Othello Wins $50,000 Global Television Grand Prize
$25,000 NHK President's Prize to Band of Brothers

Complete List of Winners

Othello, a brilliantly original and stylish new version of Shakespeare's great tragedy, has won the $50,000 Global Television Grand Prize at the 23rd Banff Rockie Awards. It was one of several prize-winning British productions and co-productions in a field that also included winners from Australia, Canada, France, Germany, Japan, Israel, Mozambique, South Africa, and the United States.

Produced by London Weekend Television and WGBH Boston, in association with the Canadian Broadcasting Corporation, Othello follows the basic outlines of Shakespeare's plot, but the story has been completely rewritten and modernized, set in a seething contemporary world of police corruption and institutional racism. The script, with police inspector John Othello and his colleague Ben Jago at its centre, is by Andrew Davies, who collected the Grand Prize in 1996 at Banff for his adaptation of Pride and Prejudice. Othello was also named best in its category, taking home the Rockie for Best Made-for-TV Movie.

The $25,000 NHK President's Prize for the best entry produced or post-produced in high definition television went to Band of Brothers, the celebrated HBO Mini-Series that dramatizes the trials, triumphs and tragedies of the men of Easy Company, who parachuted into France on D-Day, 1944.

I Was a Rat, a British-Canadian co-production worked its fairy-tale magic on the international jury, winning the Banff Rockie for Best Children's Program. I Was a Rat was the start of a hat trick for the BBC, which picked up prizes for Best Mini-Series, for Perfect Strangers, a hugely compelling dramatization of family stories; and The Office, an offbeat, mock "vérité" comedy.

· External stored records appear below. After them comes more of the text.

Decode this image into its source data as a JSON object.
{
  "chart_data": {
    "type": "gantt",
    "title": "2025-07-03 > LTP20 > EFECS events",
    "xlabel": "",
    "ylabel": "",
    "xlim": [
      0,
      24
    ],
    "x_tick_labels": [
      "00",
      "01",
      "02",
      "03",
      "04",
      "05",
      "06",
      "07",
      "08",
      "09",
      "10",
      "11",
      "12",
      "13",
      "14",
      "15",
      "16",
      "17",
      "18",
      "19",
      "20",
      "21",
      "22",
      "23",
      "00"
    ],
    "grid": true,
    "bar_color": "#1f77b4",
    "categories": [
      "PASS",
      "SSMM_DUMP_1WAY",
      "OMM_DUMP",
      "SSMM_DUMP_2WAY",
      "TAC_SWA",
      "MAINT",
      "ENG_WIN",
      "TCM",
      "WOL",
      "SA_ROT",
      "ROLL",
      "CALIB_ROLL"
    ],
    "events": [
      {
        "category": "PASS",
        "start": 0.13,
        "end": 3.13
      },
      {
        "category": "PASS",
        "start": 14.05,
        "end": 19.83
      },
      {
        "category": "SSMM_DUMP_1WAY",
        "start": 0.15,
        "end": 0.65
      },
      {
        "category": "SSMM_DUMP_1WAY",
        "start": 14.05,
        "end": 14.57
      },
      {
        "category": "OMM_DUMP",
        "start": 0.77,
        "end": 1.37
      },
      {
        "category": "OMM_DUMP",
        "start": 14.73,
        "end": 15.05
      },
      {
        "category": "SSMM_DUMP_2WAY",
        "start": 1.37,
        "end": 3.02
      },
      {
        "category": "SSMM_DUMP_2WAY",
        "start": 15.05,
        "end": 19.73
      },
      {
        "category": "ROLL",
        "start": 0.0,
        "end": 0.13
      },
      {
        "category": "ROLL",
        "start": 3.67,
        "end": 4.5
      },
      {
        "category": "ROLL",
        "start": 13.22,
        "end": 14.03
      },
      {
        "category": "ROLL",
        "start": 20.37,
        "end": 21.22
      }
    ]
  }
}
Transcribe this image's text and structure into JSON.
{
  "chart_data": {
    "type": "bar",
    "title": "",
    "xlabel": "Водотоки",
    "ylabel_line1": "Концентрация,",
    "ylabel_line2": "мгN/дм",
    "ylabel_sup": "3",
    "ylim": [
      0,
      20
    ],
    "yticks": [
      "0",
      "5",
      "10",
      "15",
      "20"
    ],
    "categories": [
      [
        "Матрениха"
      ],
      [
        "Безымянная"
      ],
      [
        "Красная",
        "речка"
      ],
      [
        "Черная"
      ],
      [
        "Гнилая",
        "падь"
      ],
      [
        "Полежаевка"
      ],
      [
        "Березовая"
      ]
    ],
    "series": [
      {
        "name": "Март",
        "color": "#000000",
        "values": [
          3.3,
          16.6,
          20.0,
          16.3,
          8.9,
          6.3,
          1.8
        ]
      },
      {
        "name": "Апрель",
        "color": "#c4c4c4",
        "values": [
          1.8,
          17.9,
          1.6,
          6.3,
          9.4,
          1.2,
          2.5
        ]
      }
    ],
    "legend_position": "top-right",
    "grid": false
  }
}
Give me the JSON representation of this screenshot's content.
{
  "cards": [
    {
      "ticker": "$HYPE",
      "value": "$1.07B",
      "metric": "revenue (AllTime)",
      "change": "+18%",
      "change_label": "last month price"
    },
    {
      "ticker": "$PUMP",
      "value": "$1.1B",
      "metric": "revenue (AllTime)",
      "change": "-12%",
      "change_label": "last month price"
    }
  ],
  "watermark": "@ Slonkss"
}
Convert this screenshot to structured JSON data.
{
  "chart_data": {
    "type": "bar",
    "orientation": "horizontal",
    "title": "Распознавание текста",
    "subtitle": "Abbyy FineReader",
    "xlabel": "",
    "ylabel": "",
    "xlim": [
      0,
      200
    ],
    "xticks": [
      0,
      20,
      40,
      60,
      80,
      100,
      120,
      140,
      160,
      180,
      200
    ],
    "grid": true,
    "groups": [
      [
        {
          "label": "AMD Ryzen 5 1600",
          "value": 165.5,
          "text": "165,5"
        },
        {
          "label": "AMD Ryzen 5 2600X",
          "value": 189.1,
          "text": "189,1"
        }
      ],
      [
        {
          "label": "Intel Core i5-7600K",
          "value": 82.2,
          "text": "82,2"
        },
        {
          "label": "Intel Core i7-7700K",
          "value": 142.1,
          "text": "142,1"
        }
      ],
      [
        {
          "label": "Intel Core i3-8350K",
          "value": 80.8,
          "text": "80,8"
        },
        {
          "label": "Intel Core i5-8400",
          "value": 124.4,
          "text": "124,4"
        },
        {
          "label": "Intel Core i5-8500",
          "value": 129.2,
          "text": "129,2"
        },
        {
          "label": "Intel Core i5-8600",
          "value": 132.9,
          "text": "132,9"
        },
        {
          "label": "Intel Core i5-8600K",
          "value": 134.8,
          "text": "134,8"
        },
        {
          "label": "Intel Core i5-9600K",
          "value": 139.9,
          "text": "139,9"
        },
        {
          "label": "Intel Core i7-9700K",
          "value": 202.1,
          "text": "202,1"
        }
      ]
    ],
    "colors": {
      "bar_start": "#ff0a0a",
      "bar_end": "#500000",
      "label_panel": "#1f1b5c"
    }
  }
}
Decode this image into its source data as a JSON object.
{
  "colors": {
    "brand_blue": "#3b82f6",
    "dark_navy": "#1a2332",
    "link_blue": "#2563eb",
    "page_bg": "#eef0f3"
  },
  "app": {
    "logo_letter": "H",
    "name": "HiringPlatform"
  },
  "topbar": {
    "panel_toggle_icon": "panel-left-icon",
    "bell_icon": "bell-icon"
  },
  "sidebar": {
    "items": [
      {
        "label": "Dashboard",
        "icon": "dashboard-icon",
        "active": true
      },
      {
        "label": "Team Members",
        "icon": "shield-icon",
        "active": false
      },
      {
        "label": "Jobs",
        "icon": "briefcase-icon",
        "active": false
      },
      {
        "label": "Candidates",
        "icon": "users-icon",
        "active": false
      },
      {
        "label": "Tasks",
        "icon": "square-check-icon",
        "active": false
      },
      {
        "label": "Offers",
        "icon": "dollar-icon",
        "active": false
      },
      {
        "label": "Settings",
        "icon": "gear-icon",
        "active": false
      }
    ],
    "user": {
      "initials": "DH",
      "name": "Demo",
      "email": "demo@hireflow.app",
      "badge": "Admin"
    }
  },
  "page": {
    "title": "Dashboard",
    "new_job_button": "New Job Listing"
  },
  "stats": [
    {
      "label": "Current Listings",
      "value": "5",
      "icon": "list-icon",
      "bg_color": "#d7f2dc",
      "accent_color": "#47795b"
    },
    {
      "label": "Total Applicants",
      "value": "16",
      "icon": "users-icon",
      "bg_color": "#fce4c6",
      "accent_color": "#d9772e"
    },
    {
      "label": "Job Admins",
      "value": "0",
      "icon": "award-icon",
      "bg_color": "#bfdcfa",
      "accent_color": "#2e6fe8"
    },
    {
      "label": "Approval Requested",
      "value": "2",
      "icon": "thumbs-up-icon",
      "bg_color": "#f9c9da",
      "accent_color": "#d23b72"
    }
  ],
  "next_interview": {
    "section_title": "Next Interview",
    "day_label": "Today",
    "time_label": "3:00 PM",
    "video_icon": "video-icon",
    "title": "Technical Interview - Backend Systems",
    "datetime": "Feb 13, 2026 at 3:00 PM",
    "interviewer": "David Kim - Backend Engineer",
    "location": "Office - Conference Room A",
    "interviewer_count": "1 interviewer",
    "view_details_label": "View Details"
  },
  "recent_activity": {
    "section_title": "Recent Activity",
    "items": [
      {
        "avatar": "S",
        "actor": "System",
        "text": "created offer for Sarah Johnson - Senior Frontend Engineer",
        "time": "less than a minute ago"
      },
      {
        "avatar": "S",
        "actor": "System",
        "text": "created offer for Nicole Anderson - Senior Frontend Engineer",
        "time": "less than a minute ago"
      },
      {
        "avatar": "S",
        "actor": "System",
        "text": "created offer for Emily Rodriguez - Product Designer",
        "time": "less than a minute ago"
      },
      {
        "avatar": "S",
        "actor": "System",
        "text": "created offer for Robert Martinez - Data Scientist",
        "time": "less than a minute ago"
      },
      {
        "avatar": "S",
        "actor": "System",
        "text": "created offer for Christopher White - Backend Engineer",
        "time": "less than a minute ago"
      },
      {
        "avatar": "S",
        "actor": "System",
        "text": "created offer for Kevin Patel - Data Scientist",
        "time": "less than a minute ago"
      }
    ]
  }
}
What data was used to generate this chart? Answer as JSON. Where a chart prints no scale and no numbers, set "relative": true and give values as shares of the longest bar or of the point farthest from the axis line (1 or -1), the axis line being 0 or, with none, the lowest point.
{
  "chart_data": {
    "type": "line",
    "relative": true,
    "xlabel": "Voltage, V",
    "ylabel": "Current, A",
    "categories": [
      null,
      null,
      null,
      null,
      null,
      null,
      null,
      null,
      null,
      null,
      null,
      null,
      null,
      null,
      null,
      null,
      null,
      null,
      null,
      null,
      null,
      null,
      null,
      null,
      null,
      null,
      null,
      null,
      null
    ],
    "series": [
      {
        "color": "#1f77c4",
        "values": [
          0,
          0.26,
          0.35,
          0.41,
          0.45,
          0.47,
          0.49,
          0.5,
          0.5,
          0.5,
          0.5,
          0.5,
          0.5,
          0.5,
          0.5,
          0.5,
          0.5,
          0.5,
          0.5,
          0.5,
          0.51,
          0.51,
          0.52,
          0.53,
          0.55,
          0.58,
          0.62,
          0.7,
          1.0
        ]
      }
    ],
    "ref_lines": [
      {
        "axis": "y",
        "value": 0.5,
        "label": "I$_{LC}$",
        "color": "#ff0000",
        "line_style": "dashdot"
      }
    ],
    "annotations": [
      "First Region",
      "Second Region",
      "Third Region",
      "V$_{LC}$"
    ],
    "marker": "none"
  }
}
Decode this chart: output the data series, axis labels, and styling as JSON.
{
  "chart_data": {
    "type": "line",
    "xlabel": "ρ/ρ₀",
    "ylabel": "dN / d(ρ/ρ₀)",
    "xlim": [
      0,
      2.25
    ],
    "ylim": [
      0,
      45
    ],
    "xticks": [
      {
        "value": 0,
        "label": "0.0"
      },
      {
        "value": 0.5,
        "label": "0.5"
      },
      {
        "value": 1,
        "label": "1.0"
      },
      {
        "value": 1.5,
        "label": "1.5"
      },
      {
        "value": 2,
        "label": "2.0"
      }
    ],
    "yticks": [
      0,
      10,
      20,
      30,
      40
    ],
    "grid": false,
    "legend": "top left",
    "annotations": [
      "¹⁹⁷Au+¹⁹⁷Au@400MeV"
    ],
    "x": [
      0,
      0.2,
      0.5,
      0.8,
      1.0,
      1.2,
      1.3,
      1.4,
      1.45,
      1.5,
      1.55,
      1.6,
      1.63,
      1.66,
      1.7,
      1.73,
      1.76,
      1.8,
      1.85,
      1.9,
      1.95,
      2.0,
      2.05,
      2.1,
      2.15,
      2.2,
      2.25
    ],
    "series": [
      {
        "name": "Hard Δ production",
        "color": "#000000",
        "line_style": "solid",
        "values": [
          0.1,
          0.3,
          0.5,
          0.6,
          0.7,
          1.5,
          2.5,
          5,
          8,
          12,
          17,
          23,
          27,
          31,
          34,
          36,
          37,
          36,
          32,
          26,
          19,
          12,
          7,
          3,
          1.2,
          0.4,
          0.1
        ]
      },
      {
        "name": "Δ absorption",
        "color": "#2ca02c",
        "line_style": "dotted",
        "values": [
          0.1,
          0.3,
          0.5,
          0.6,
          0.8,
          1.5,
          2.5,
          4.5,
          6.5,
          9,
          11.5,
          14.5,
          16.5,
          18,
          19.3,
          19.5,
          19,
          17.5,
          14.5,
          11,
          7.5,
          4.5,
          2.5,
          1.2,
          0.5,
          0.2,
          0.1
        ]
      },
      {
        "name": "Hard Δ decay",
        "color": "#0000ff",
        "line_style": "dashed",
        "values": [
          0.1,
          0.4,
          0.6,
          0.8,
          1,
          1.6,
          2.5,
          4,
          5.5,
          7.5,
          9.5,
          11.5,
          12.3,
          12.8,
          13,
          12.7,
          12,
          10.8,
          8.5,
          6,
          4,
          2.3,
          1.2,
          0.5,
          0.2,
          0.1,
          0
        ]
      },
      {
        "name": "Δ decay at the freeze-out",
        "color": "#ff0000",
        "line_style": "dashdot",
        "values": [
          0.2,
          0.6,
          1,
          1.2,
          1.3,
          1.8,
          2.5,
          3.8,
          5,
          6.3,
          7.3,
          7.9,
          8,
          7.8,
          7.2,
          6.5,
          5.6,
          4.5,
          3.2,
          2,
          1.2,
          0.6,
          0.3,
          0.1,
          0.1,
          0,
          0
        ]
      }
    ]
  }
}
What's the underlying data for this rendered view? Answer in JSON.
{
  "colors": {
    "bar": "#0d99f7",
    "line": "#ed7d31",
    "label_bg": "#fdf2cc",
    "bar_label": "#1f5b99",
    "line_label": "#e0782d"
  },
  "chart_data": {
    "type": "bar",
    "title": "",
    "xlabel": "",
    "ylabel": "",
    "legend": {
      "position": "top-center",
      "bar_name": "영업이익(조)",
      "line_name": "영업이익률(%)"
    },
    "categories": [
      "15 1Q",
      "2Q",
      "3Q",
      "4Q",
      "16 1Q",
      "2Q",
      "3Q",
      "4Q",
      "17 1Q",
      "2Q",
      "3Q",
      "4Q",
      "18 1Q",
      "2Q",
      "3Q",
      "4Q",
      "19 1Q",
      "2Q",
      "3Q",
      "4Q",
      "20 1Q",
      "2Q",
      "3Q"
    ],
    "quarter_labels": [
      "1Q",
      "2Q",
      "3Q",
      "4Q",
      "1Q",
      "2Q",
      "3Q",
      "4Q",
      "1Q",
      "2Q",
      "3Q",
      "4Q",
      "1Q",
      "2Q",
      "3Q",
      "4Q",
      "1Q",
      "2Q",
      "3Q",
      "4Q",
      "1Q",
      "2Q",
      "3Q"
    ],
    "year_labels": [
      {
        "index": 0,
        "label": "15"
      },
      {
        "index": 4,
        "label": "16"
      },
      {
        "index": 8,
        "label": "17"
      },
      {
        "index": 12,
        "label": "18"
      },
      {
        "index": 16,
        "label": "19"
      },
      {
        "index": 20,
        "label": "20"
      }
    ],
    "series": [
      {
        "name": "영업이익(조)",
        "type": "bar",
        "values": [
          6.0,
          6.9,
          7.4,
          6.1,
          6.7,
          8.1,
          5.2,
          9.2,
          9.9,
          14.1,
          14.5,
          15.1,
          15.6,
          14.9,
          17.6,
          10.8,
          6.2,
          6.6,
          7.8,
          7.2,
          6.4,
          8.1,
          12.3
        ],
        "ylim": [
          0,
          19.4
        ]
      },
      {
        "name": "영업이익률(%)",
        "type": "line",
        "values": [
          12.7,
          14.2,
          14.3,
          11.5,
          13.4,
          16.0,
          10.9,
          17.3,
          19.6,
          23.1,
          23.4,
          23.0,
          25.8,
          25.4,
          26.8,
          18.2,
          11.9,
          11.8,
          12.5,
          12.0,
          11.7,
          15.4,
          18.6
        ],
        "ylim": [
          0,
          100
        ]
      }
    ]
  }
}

The Rockie for Best Information Program went to Beneath the Veil, Saira Shah's daring undercover look at life under the Taliban in Afghanistan. Beneath the Veil, which became grimly familiar to television viewers after September 11, was produced in association with Channel 4 and CNN.

Besides its share of the Grand Prize, the U.S. was feted for HBO's brilliantly innovative comedy/drama Six Feet Under ­ about a family of undertakers ­ which was named Best Continuing Series. The stunning television adaptation of A Huey P. Newton Story, was named Best Performance Program. And Legacy, a moving chronicle of the struggles of three generations of disadvantaged African American women, won Best Social & Political Documentary.

While Canada was associated with Othello, and was a co-production partner on I Was a Rat, the NFB's Shinny ­ The Hockey in All of Us was the all-Canadian winner of the Best Sports Program award ­ presented, fittingly, by the captain of Canada's Olympic Gold Medal Women's Hockey Squad, Cassie Campbell.

Leunig, a rich selection of one-minute animation productions from Australia, based on the artwork and cartoons of Michael Leunig, won the Rockie for Best Animation Program. A French documentary about the great Italian film director Federico Fellini, Fellini, je suis un grand menteur, was named Best Arts Documentary.

The Best History and Biography Program was Dear Fidel ­ Marita's Story, a German documentary of the life and times of Marita Lorenz, whose alleged affair with Fidel Castro is but one of many incredible aspects of her life. In Poker Face, the Israeli winner of the Best Short Drama prize, a game of chance is a metaphor for life for an aging poker player. A Certain Death, from Japan, took an unblinking look at the treatment of radiation victims in the nuclear age, and won the prize for Best Popular Science and Natural History Program.

In exercising its option to award two Special Jury Prizes, the equivalent of category winners, the jury singled out two productions from Africa. The honors went to The Ball, a Mozambique/South Africa co-production under the "Steps for the Future" umbrella; and Ochre and Water, a strong contender in the Social and Political Documentary category.

The Ball is a short, funny, and poignant program about a soccer ball made of condoms! The South African documentary Ochre and Water is, visually and aurally, a striking depiction of the Himba people of Namibia and their resistance to a hydroelectric project that threatens their traditional pasture and ancestral graves. The Telefilm Canada Prize for Best Independent Canadian Production in English went to I Was a Rat, the winner in the Children's category. The Telefilm Canada Prize for Best Independent Canadian Production in French went to the charming and educational Children's program Hugo et le dragon.

The International Student Jury chose The Ball as the winner in the Children's category. The International Student Jury animation prize went to War Game, a profound and captivating analysis of games, war and the game of war.

The Banff Rockie Awards were decided by an international jury of seven television professionals from seven countries: Fil Fraser, President of the Jury, Canada; Anne Georget, France; Glenda Hambly, Australia; Russell Honeyman, Zimbabwe/Netherlands; Masaru Ikeo, Japan; Philip Jones, U.K.; and Deborah Stewart, U.S. Close to 1,000 programs were entered from countries and territories around the world; 82 programs were nominated for the awards.